MZ: I do, in part. What I was alluding to before, in the ’70s, you had people along the political spectrum who were using Roe to rethink what privacy could mean. By the ’80s and ’90s, you instead had a conversation where the fact that Roe had touched on the right to privacy was seen as politically stigmatized. From the very beginning, law professors had been critical of the reasoning of Roe. The Roe court relied on a lot of nonlegal reasoning and sources—there’s a lot in Roe about medical opinion about abortion. In the ’80s when pro-lifers and Republicans were trying to expand their offensive against Roe, they tried to popularize this idea that Roe was an unprincipled and illogical decision: The idea that if you’re not relying primarily on the text or history of the Constitution, you’re just imposing your value preferences on everybody else. A lot of these groups began taking those arguments to the media, to the public square, to Congress. Those arguments have been floating around ever since.
It’s made more complicated now by the fact that we’re not really talking anymore just about Roe as precedent. We’re talking about the subsequent decisions that have interpreted Roe like Planned Parenthood v. Casey, which made it very hard to regulate abortion in the first trimester. When we’re talking about the court overruling Roe now, we’re really talking about the court overruling Roe and Casey and everything that’s come afterward. It would probably be more apt to say overturn what’s left of Roe, not Roe, because Roe as it originally was handed down no longer exists.
MJ: Do you think anti-abortion activists are thinking about how to challenge some of these other cases, like Casey, that deal with abortion and not just challenging Roe?

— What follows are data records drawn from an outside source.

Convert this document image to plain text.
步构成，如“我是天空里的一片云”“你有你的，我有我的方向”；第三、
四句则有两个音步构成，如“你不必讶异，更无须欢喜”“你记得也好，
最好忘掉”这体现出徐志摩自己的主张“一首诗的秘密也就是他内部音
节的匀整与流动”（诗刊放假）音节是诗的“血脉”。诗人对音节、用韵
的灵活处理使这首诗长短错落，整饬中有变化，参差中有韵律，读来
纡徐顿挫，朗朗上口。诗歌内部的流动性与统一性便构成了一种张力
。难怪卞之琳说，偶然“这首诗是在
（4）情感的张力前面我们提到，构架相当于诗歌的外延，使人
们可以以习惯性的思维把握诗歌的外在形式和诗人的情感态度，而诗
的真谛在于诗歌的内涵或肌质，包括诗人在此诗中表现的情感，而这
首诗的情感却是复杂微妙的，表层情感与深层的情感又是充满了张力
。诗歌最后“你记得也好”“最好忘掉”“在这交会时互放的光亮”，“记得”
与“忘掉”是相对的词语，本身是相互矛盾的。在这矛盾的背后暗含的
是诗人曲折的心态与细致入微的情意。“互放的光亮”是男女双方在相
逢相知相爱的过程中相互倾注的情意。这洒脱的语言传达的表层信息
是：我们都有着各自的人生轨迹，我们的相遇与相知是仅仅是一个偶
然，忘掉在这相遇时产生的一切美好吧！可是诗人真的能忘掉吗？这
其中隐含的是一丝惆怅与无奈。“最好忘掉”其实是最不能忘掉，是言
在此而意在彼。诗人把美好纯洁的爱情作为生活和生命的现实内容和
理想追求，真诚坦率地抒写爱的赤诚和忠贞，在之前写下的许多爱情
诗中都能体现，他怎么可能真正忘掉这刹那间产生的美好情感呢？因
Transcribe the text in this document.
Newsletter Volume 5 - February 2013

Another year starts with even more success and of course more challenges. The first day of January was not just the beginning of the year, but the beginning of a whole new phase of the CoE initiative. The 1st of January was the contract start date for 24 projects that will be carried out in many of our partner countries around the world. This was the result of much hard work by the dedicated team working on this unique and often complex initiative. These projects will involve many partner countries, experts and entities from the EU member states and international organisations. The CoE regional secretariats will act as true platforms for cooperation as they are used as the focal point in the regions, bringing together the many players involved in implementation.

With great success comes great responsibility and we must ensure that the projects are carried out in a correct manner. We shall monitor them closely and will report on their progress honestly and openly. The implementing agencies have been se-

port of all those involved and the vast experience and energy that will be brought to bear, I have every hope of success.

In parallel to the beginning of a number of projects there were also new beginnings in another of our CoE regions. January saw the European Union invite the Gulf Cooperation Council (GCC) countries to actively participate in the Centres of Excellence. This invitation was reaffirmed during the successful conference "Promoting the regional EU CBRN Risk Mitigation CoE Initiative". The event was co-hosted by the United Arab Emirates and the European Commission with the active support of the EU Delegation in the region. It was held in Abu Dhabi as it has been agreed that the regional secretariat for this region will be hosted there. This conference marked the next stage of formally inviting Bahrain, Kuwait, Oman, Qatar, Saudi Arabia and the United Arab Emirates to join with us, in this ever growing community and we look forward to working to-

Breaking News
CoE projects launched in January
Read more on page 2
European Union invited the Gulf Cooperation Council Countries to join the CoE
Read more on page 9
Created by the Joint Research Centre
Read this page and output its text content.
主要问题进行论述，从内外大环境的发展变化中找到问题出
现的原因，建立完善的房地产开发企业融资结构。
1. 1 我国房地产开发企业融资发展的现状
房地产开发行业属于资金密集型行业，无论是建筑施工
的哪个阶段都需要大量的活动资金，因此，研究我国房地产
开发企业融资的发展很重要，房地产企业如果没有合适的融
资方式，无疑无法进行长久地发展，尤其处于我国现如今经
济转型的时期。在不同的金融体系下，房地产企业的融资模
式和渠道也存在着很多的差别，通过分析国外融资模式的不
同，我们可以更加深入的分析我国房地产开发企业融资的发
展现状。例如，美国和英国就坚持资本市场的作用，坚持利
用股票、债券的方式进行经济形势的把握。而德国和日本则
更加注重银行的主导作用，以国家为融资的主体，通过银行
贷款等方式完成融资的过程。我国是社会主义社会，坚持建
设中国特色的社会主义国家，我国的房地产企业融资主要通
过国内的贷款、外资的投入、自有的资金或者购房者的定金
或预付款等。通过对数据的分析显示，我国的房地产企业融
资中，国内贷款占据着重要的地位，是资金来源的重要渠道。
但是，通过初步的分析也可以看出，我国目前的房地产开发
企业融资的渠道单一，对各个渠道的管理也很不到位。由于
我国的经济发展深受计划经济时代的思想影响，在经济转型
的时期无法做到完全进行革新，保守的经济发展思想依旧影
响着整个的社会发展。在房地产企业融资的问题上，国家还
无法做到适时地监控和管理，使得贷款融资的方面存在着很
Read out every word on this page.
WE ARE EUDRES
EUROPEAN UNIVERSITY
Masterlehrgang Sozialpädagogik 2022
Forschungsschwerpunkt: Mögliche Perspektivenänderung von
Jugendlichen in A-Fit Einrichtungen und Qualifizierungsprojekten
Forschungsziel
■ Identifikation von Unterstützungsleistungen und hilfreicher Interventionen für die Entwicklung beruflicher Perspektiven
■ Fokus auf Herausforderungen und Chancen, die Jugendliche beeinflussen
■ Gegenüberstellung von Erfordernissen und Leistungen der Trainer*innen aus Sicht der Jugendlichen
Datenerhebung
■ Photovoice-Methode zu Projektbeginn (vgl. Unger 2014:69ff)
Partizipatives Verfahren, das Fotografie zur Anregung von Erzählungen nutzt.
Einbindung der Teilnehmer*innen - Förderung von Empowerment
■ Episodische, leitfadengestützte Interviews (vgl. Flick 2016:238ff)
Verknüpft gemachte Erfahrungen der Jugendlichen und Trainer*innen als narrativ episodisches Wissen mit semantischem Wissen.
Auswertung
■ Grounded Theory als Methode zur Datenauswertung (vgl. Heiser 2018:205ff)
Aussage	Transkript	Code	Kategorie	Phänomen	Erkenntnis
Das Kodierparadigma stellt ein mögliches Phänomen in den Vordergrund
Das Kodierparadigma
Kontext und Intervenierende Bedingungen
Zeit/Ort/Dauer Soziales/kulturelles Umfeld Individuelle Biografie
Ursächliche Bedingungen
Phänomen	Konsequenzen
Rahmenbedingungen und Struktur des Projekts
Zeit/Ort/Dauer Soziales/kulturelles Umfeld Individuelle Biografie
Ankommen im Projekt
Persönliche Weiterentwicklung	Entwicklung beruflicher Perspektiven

MZ: Absolutely. One of the things I think that’s really interesting to think about is why we talk so exclusively about Roe when Roe has been modified in other decisions that have come more recently. What you’re really talking about when overturning Roe is overturning this whole ecosystem of decisions that have come from Roe and after Roe. Roe isn’t really the only issue or even the main issue, but it seems to have this hold on our imaginations in a way that maybe no other Supreme Court decisions do.
MJ: What about some of the cases you cited that aren’t explicitly tied to abortion but invoke the right to privacy that was put forth by Roe? Do you think the overturning of Roe might open up some of those other cases?
MZ: Yeah, I do. If you wrote a decision that said, for example, that it’s a problem when a right isn’t in the text of the Constitution, there would be no real principled reason why you couldn’t say that would be true of contraception, too. Or even same-sex marriage, right? If a court were to say rights that aren’t in the text of the Constitution are not recognized, you could imagine that affecting any right implied in the text of the Constitution. I wouldn’t expect the court to do that for a variety of reasons, but it’s certainly conceivable.
MJ: If Roe is overturned, do you think it will affect privacy rights? If so, how?
MZ: It depends. The court could gut Roe without overturning it, and the court could overturn Roe without saying much about the privacy precedent specifically. But I think it’s harder to thread that needle than some people suggest. Roe had a particular vision of what privacy meant—it’s not privacy in the sense of being left alone, not privacy purely in the sense of government non-interference, but an idea of autonomy and self-definition. That idea runs through the precedents of things like same-sex marriage. You could try to make it just about Roe and Roe alone and abortion and abortion alone, but it will be harder than many people think to isolate abortion and not touch other precedents.